Entre as dez maiores expoentes desse mercado, as perdas variam de 2% até mais de 10% nos últimos sete dias — e os investidores entram no próximo mês à espera de um milagre para o bitcoin.
Isso porque na semana que vem acontece a reunião de maio do Federal Reserve. A expectativa é de que o banco central norte-americano anuncie um aperto monetário ainda mais forte do que o realizado em março.
Naquela ocasião, o Fed elevou os juros em 25 pontos-base — a primeira alta em três anos em uma tentativa de controlar a inflação nos EUA. Agora, o aumento contratado é de 50 pontos-base, elevando a faixa dos juros para 0,75% a 1,00% ao ano.

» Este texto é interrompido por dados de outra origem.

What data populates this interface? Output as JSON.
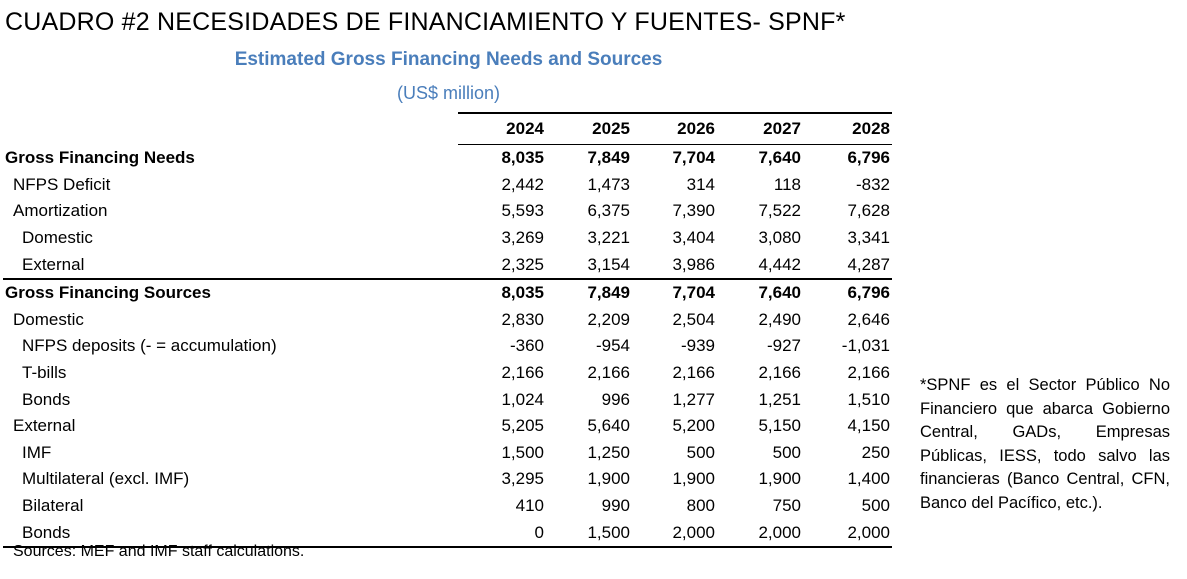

Por volta de 19h35, o bitcoin (BTC) caía 2,9%, a US$ 38.631,95. Confira a cotação das principais criptomoedas do mundo:
| Nome | Preço | 24h % | 7d % |
|---|---|---|---|
| Bitcoin (BTC) | US$ 38.631,95 | -2,90% | -2,78% |
| Ethereum (ETH) | US$ 2.819,99 | -3,84% | -4,73% |
| Tether (USDT) | US$ 1,00 | -0,01% | -0,02% |
| BNB (BNB) | US$ 393,66 | -3,21% | -3,41% |
| USD Coin (USDC) | US$ 1,00 | +0,01% | -0,01% |
O início do aperto monetário dos EUA era previsto pelos investidores no início de 2022. Mas a inflação acelerada dos últimos meses injetou ainda mais cautela no mercado de ativos digitais nas últimas semanas.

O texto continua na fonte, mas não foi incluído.